When we get those gems in our data, we need to think through them. It’s possible that they have a meaning beyond our understanding. We shouldn’t be quick to write them off as outliers or problem cases that should be removed from the data before analysis (let’s be honest — it’s usually very clear when there’s a clerical error or mischievous response). Rather, we should consult other researchers and staff who might be able to lend their insights. For example, at the IRC, we constantly check with staff from our respective country offices or staff with context-specific knowledge when we see something in the data that we don’t quite understand.

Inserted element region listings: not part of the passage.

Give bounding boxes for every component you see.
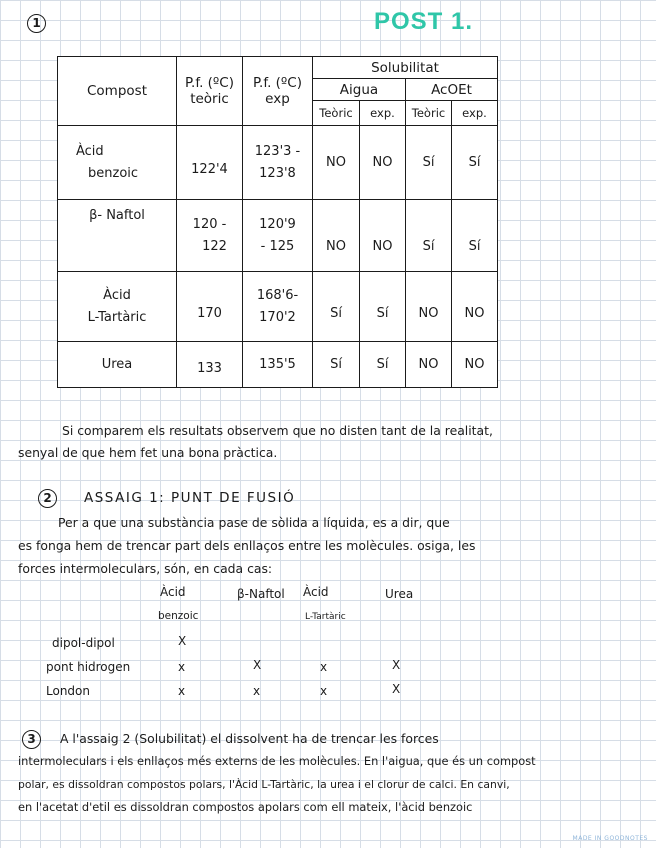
- row-acoet-exp: Sí: [452, 126, 498, 200]
- row-pf-teoric: 133: [177, 342, 243, 388]
- force-mark: x: [178, 660, 186, 674]
- subheader-aigua-teoric: Teòric: [313, 101, 360, 126]
- row-pf-exp: 120'9 - 125: [243, 200, 313, 272]
- conclusion-line-2: senyal de que hem fet una bona pràctica.: [18, 445, 278, 460]
- row-aigua-teoric: NO: [313, 126, 360, 200]
- force-label: London: [46, 684, 90, 698]
- subheader-acoet-teoric: Teòric: [406, 101, 452, 126]
- section-3-line-1: A l'assaig 2 (Solubilitat) el dissolvent ha de trencar les forces: [60, 731, 439, 746]
- row-aigua-exp: Sí: [360, 272, 406, 342]
- header-aigua: Aigua: [313, 79, 406, 101]
- row-pf-exp: 135'5: [243, 342, 313, 388]
- row-acoet-teoric: NO: [406, 272, 452, 342]
- row-compound-name: Àcid benzoic: [58, 126, 177, 200]
- row-pf-exp: 123'3 - 123'8: [243, 126, 313, 200]
- header-acoet: AcOEt: [406, 79, 498, 101]
- table-row: [58, 200, 498, 272]
- row-aigua-teoric: Sí: [313, 342, 360, 388]
- row-pf-teoric: 120 - 122: [177, 200, 243, 272]
- subheader-acoet-exp: exp.: [452, 101, 498, 126]
- force-mark: X: [178, 634, 187, 648]
- header-pf-teoric: P.f. (ºC) teòric: [177, 57, 243, 126]
- section-3-line-4: en l'acetat d'etil es dissoldran compostos apolars com ell mateix, l'àcid benzoic: [18, 800, 473, 814]
- row-compound-name: β- Naftol: [58, 200, 177, 272]
- row-aigua-teoric: Sí: [313, 272, 360, 342]
- row-aigua-exp: NO: [360, 126, 406, 200]
- row-acoet-exp: Sí: [452, 200, 498, 272]
- section-number-1: 1: [27, 14, 46, 33]
- force-mark: X: [392, 658, 401, 672]
- compound-header: Àcid: [303, 585, 329, 599]
- force-mark: x: [320, 684, 328, 698]
- row-acoet-exp: NO: [452, 342, 498, 388]
- force-mark: x: [253, 684, 261, 698]
- row-acoet-exp: NO: [452, 272, 498, 342]
- force-mark: x: [178, 684, 186, 698]
- force-label: dipol-dipol: [52, 636, 115, 650]
- row-compound-name: Àcid L-Tartàric: [58, 272, 177, 342]
- subheader-aigua-exp: exp.: [360, 101, 406, 126]
- watermark: MADE IN GOODNOTES: [572, 835, 648, 842]
- section-2-line-3: forces intermoleculars, són, en cada cas:: [18, 561, 273, 576]
- table-row: [58, 272, 498, 342]
- row-pf-teoric: 170: [177, 272, 243, 342]
- compound-header: Urea: [385, 587, 414, 601]
- conclusion-line-1: Si comparem els resultats observem que no disten tant de la realitat,: [62, 423, 493, 438]
- compound-header: β-Naftol: [237, 587, 285, 601]
- row-pf-exp: 168'6- 170'2: [243, 272, 313, 342]
- section-2-line-2: es fonga hem de trencar part dels enllaços entre les molècules. osiga, les: [18, 538, 476, 553]
- section-3-line-2: intermoleculars i els enllaços més externs de les molècules. En l'aigua, que és un compost: [18, 754, 536, 768]
- compound-header-sub: L-Tartàric: [305, 612, 346, 622]
- row-pf-teoric: 122'4: [177, 126, 243, 200]
- row-compound-name: Urea: [58, 342, 177, 388]
- compound-header-sub: benzoic: [158, 610, 199, 622]
- header-compost: Compost: [58, 57, 177, 126]
- force-mark: X: [253, 658, 262, 672]
- force-mark: X: [392, 682, 401, 696]
- row-aigua-exp: Sí: [360, 342, 406, 388]
- row-aigua-exp: NO: [360, 200, 406, 272]
- table-row: [58, 342, 498, 388]
- section-2-heading: ASSAIG 1: PUNT DE FUSIÓ: [84, 490, 296, 506]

This same process applies for how we decide what to collect in the first place and how to analyze our data. First, we need to make sure we are even asking the right questions and collecting the right variables. All too often, when we do not measure meaningful identities, like head of household status, or when we measure them incorrectly, it can influence how we interpret findings where we might land on the wrong interpretation. Sometimes quantitative data analysts only plan to calculate treatment effects or examine descriptive statistics for a full sample, but this hides any differential effects or patterns for subgroups by assuming everyone comes from the same “population” with similar experiences (for more on bias in model construction, refer to Cathy O’Neil’s Weapons of Math Destruction). Instead, we should collect and disaggregate our data by important and relevant subgroups such as gender, race, residency status, and disability status. Previous IRC research examining the impact of adding gender dialogues to Village Savings and Loans Associations (VLSAs) in the Ivory Coast estimated treatment effects by child marriage status on intimate partner violence. Although the team found no impact on intimate partner violence for women married as child brides, they detected magnified effects for women married as adults (see Falb et al., 2018).
So next time you come across something odd in your data, think about your experiences and ignorance and reach out to a colleague who can look things over. Conversely, lend your insights to others’ research and help them work out their data. If you’re in a hiring position, think about the lived experiences of your team and what’s missing. It’s important that the people analyzing data reflect the people who donate their data. We need people of different races, ethnicities, classes, genders, disabilities, religions, ages, and sexual orientations to analyze data. We need to stop pretending we are objective actors. As a field, we are behind our qualitative peers in understanding the role we play in our research (read Multerud, 2001 for more about understanding and evaluating researchers’ objectivity and how worldviews influence research).
We are people, therefore we are subjective in everything we do, including data analysis. Our positions as quantitative data analysts or researchers do not exempt us. Bringing a wider variety of experiences to the table is the only way to counteract the biases we hold and accurately analyze and represent the data we work with.